Of course, just like in all of the earlier schools, there was also plenty of nonsense within the movement. Some theorists imagined a sort of Zen perspective in which the thought that we had individual selves to call our own was an illusion. They became like extreme behaviorists, who instead of viewing humans as rats in a physical maze, viewed them as rats in a family homeostatic maze - with no ability to think for themselves. 

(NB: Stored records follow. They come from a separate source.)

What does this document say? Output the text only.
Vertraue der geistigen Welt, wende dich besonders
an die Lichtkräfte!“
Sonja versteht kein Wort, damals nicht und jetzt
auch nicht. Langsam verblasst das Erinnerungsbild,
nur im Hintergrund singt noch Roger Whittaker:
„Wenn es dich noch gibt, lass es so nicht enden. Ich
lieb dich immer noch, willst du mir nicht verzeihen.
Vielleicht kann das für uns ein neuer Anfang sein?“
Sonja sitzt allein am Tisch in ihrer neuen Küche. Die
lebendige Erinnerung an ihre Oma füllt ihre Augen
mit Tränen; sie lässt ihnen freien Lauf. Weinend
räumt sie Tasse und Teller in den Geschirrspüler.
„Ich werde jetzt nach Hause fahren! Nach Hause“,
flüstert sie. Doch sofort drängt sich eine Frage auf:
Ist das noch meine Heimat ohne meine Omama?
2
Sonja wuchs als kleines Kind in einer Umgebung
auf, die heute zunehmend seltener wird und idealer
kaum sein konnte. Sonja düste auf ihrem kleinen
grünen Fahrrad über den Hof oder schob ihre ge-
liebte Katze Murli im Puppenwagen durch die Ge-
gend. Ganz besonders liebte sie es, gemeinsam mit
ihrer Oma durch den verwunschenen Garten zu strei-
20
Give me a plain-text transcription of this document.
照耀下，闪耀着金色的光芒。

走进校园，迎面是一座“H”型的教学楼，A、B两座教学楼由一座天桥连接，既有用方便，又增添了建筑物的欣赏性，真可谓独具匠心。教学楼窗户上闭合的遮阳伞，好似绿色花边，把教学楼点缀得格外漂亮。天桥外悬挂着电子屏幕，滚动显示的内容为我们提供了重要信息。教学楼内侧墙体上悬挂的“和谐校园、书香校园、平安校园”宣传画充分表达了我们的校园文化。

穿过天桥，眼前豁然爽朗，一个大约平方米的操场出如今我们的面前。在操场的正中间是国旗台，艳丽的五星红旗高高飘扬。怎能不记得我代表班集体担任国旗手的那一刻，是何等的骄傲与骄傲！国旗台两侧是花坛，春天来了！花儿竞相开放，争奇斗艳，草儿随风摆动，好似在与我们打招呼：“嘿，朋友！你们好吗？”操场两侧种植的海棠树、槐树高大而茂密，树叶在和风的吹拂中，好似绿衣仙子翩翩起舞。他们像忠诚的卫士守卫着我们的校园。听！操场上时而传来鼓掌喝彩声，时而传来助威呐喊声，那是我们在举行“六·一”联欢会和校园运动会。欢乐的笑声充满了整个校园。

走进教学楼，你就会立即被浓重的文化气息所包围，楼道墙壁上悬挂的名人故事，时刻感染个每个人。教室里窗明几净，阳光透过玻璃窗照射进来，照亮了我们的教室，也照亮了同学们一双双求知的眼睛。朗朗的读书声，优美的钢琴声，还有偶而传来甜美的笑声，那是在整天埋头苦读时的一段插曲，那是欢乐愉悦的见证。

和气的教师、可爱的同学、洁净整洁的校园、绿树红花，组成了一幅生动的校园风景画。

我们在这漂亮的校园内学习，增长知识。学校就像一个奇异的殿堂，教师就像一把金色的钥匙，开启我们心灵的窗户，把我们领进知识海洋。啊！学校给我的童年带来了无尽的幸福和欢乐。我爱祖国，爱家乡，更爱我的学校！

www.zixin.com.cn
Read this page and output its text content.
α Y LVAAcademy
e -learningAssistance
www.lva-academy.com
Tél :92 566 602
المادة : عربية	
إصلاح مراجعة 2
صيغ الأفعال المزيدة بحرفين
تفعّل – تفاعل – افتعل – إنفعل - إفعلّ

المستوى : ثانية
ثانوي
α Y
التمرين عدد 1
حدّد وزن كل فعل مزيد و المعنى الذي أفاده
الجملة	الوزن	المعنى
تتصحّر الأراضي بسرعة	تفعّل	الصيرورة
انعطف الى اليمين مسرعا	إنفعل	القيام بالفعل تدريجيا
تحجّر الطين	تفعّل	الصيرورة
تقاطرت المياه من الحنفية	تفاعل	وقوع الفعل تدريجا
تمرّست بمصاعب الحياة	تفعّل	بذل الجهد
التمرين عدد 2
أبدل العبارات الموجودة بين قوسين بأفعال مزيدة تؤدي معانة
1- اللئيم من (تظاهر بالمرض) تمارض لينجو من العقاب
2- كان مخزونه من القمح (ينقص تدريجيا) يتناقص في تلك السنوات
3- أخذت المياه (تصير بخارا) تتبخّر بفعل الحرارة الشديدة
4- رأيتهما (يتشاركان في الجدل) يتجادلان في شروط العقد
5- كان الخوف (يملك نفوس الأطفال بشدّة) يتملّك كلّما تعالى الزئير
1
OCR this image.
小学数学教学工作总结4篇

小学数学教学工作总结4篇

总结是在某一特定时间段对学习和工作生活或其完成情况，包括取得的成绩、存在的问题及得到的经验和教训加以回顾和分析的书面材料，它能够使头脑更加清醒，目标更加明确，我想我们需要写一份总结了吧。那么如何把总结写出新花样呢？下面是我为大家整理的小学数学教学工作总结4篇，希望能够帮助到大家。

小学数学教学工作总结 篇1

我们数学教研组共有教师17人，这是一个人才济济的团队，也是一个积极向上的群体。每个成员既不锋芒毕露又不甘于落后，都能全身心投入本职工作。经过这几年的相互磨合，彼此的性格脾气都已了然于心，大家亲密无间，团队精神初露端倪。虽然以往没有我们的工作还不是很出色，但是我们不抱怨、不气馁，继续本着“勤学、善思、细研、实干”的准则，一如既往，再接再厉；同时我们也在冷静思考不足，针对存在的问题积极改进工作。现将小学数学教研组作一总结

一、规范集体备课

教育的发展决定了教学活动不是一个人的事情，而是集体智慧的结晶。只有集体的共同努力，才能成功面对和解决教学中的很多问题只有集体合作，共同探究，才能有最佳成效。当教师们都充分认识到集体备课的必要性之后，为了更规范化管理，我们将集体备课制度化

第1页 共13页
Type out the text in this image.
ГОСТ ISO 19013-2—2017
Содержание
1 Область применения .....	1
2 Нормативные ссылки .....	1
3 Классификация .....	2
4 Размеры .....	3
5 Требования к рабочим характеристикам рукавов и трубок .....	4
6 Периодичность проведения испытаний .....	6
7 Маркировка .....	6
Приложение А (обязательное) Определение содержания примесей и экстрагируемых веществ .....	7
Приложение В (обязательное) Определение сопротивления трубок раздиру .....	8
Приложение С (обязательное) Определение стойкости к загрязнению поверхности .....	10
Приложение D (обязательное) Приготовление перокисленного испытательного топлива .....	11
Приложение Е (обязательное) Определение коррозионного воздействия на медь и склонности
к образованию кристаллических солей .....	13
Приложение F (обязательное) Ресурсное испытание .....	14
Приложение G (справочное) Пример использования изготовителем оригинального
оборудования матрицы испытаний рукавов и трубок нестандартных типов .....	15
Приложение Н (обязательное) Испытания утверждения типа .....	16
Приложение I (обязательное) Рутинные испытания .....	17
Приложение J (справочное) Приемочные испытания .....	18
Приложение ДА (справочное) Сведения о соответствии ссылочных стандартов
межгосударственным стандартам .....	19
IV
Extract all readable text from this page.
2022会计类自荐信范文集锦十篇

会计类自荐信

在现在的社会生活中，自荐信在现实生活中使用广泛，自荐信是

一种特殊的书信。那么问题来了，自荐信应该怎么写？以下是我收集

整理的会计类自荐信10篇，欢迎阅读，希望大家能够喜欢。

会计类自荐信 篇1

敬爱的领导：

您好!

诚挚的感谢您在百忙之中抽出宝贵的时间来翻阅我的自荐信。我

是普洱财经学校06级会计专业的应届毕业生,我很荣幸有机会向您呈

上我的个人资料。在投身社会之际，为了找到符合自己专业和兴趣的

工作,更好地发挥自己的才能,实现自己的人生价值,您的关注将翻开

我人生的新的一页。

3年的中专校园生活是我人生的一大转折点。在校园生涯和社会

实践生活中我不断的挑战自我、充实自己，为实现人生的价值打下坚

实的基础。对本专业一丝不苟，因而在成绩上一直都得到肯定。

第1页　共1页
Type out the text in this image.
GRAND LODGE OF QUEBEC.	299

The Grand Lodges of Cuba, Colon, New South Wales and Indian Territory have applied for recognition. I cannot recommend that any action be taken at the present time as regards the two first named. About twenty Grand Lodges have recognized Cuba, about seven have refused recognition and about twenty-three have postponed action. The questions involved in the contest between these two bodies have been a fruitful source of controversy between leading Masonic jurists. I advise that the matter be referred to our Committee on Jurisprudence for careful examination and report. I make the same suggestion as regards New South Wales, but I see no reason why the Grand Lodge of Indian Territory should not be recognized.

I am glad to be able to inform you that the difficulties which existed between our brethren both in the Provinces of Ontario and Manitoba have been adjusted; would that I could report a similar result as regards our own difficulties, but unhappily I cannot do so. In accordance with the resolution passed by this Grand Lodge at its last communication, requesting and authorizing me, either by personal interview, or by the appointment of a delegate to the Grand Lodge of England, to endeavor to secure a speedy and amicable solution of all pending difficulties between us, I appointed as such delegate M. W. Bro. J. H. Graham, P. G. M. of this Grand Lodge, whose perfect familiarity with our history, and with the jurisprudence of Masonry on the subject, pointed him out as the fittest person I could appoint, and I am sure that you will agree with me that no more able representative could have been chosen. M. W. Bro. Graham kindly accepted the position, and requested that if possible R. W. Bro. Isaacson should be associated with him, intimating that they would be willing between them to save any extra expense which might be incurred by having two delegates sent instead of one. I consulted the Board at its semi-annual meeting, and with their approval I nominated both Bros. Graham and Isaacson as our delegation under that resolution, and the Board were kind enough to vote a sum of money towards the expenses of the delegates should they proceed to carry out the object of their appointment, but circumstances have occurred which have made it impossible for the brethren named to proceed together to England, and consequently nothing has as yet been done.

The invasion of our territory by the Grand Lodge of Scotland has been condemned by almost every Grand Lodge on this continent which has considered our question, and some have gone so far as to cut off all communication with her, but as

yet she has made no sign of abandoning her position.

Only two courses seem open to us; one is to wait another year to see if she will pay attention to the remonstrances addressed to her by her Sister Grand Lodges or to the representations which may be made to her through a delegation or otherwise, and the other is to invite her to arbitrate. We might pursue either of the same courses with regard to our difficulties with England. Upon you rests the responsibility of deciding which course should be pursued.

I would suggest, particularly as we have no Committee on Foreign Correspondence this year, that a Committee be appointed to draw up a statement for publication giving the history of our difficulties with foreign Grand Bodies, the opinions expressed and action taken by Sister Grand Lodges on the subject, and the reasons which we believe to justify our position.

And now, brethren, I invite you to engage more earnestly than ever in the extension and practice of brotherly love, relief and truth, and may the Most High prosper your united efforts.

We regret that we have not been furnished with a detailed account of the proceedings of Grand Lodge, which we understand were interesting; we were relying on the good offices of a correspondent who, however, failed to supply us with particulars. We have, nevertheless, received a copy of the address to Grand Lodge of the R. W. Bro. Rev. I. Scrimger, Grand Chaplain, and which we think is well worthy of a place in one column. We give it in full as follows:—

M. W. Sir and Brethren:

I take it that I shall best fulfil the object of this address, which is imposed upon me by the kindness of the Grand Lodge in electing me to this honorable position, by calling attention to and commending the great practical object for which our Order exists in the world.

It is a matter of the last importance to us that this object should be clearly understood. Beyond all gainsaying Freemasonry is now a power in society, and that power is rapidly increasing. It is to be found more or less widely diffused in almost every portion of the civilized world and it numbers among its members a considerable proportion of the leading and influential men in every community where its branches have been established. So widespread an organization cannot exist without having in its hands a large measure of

Others started explaining real brain diseases like schizophrenia on the basis of family double binds, which themselves were very common in the families of people without any schizophrenic members. Still others viewed the dynamics of any particular family as if they had just come into being as is, without reference to the cultural milieu in which they developed. Even Murray Bowen, who developed a three-generational model, only looked at who was enmeshed or at odds with whom, without specifying over what behaviors they were enmeshed or at odds about.

 

According to Simon, feminists started complaining that women seemed to be getting the brunt of the blame for, as well as the responsibility for changing, the family dynamics - especially when patients with histories of child abuse became brave enough to come forward. The latter issue also led to a reaction in which people were accused of having “false memories” (and which were being prompted by some therapists if the people were suggestible enough). Some elements of society were also upset with the so-called “abuse excuse” in which victims were seemingly encouraged to see themselves as permanently damaged victims who took no personal responsibility for themselves.

 

The confluence of converging forces mentioned in the masthead of this blog then started to develop with a fury. Longer-term treatments were no longer being covered by insurance, which only covered symptomatic treatment. Bogus “medical necessity” criteria were used to drastically cut down the number of sessions therapists could administer. Drugs were pushed even for diagnoses for which there was no good evidence that they worked at all. “Major Depression” became just ‘’depression.”

 

“Biological” psychiatrists who were not even aware of the latest discoveries in neuroscience pushed a disease model for everything. In fact, science has clearly showed beyond a reasonable doubt that the structure of the “plastic” human brain is in part determined by interpersonal interactions, and that most of what we do is learned and done automatically in response to environmental clues without any conscious deliberations.

 

Simon added that they did take a lot of flack after the magazine got renamed for “abandoning” systems therapy, but, “…as we saw it, we were just creating room for a bigger, more diverse “blended” family of therapeutic approaches.”